Quand approche la date du Houblon Tour 2021, une boucle bikepacking en Lozère sur trois jours, j’hésite entre « y vas, y vas pas ? » J’ai beaucoup de boulot, un roman et un essai en bouclage, il me reste que deux semaines avant de m’attaquer à une GTMC en intégrale, j’ai déjà fait douze jours de bikepacking en 2021, chaque fois dans le genre plutôt intense, je suis donc rassasié de vélo et préoccupé quand je me rends au point de départ, d’autant que je connais la propension de Romain Brossard de concocter des traces difficiles, l’édition 2020 ayant été éprouvante.
Vendredi 2 juillet
Après un peu moins de deux heures de route, j’arrive à la Canourgue, à 7 h 15, découvrant que le départ groupé sera donné à 8 h et non à 7 h 30 comme je le croyais. Je regrette déjà les 30 minutes de sommeil perdu. Je suis fatigué avant même mon premier coup de pédale. Mais retrouver les copains me fait du bien.

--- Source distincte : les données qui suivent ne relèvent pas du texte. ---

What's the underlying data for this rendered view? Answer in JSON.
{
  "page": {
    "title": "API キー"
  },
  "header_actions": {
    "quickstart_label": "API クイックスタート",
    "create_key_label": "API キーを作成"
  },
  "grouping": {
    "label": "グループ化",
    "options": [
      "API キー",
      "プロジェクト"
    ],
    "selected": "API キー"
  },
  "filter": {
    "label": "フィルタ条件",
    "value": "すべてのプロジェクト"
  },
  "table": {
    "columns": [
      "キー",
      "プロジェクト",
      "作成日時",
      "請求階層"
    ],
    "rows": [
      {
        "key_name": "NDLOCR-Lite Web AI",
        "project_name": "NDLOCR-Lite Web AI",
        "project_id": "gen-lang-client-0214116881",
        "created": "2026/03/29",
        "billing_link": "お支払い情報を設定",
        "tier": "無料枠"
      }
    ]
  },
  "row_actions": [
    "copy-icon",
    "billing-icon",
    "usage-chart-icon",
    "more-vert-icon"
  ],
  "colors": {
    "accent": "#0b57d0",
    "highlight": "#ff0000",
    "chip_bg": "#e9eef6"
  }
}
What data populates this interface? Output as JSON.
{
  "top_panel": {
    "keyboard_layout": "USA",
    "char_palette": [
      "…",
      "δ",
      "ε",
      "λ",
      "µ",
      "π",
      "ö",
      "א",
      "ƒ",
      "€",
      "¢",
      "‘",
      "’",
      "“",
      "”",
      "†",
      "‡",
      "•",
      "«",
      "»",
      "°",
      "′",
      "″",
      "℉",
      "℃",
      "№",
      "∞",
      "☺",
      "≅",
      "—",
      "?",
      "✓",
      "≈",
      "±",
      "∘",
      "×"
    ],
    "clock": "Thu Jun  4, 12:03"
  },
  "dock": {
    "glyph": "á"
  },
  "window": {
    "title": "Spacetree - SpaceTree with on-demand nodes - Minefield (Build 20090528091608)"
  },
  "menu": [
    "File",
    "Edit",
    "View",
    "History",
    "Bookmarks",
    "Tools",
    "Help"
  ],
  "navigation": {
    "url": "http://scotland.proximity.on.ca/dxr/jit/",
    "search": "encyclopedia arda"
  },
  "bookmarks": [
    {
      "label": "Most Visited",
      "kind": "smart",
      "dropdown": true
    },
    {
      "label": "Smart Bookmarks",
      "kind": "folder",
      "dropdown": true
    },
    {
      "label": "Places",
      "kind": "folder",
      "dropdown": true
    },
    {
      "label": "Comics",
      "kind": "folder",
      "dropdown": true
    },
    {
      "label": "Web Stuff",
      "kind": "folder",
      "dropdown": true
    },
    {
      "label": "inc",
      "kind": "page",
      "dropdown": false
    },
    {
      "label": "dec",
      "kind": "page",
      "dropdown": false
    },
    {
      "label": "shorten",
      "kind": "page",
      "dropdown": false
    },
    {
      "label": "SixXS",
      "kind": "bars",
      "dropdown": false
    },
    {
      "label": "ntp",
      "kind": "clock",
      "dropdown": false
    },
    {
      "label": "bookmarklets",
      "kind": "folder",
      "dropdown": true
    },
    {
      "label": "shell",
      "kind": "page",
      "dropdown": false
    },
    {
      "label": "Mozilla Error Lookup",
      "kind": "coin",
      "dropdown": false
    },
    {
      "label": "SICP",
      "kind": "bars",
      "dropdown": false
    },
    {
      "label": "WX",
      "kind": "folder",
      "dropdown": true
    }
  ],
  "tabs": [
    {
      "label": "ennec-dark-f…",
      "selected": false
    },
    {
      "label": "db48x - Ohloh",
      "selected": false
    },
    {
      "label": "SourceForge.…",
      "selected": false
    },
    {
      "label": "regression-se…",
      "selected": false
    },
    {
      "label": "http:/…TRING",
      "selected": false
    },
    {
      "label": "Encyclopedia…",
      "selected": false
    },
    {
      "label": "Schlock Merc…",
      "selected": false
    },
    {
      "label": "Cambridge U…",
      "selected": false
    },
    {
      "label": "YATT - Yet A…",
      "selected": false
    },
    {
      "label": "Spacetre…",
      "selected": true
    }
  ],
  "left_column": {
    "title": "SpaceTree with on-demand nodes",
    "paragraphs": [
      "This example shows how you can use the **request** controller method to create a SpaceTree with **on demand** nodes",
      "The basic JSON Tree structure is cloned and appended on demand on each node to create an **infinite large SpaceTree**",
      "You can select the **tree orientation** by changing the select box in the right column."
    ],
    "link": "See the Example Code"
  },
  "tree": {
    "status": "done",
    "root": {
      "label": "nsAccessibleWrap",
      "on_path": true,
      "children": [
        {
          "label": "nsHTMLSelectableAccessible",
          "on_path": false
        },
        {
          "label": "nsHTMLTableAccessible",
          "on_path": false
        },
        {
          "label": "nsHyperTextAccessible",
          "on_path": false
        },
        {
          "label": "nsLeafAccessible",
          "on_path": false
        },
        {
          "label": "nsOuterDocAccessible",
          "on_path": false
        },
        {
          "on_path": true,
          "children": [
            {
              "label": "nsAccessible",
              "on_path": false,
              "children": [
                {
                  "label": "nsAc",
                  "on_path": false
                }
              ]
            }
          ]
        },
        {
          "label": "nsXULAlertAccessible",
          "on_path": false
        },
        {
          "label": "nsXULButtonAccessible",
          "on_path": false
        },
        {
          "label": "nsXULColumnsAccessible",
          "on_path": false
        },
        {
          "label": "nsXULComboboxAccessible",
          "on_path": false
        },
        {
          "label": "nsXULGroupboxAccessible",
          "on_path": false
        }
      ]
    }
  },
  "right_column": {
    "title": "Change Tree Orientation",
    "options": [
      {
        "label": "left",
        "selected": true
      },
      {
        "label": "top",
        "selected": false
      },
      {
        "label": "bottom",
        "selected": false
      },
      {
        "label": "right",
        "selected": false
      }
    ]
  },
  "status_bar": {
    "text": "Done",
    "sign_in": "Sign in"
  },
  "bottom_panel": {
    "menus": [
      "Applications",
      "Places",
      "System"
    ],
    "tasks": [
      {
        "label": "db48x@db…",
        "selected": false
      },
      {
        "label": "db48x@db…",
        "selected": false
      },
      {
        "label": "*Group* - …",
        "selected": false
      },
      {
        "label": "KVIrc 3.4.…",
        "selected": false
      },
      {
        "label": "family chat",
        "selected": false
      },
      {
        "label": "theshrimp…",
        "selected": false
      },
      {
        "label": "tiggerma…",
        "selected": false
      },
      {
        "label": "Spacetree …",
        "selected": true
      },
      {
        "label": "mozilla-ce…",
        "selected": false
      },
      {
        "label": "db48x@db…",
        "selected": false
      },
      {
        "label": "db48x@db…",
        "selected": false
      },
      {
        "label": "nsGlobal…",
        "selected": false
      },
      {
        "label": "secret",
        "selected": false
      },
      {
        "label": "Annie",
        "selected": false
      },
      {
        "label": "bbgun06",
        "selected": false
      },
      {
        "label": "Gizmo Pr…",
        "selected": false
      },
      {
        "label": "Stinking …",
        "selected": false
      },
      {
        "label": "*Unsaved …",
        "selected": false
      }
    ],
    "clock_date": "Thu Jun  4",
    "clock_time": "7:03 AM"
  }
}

Nous sommes un peu moins d’une quarantaine, avec davantage de VTT que de gravel, certains équipés pour le bikepacking comme moi, beaucoup d’autres ayant confié leur matos à La Malle postale et prévoyant de dormir à l’hôtel. Ça m’énerve. Je le dis en rigolant, mais je prends la décision de ne plus participer aux évènements où des logiques opposées cohabitent, voire s’opposent.
Il est facile de dire « Chacun fait comme il veut », mais dans les faits, l’état d’esprit des uns influence celui des autres. Certains vont rouler légers et effectuer une sortie ordinaire, à fond de train, pendant que d’autres transportent leur maison avec eux, avec l’obligation de rouler plus lentement, d’autant plus quand les terrains deviennent accidentés. Je trouve que ça crée une dissonance inharmonieuse.
Je pédale donc sans excitation, même si je retrouve mon copain Georges avec son tout nouveau Cinelli. Je me demande ce que je fiche là. Je suis certes dans la nature, mais sans que les paysages m’explosent à la figure. La vue ne porte pas souvent et j’ai l’impression de grimper pour grimper. Certains ont mis des coups de fusil d’entrée comme pour bien me démontrer que nos attentes différaient. Je pédale en quête de transcendance et d’expérience esthétique, non pas sportive.
De fait, une ambiance course à étape règne, puisque nous avons rendez-vous en fin d’après-midi dans une brasserie à Meyrueis, aux portes ses Cévennes. Voilà encore qui n’est pas trop mon truc. J’aime pédaler sans savoir où je vais dormir, sans horaire, sinon à quoi bon quitter ma maison et son confort si je dois même à vélo m’imposer les mêmes contraintes qu’au quotidien (et même davantage pour ma part).
Plus nous avançons, plus je comprends pourquoi je n’apprécie guère le moment. Je suis chargé pour le voyage, mais je ne voyage pas. Je ne suis pas dans une aventure bikepacking. Et la succession de pistes me donne l’impression de tourner en rond jusqu’à ce que nous empruntions un single qui nous propulse au-dessus des gorges du Tarn. Je me dis que je n’ai pas pédalé pour rien. Le point de vue est sublime et me récompense pour mes efforts, d’autant que la descente vers le fond des gorges me rappelle que le vélo doit être aussi du pilotage.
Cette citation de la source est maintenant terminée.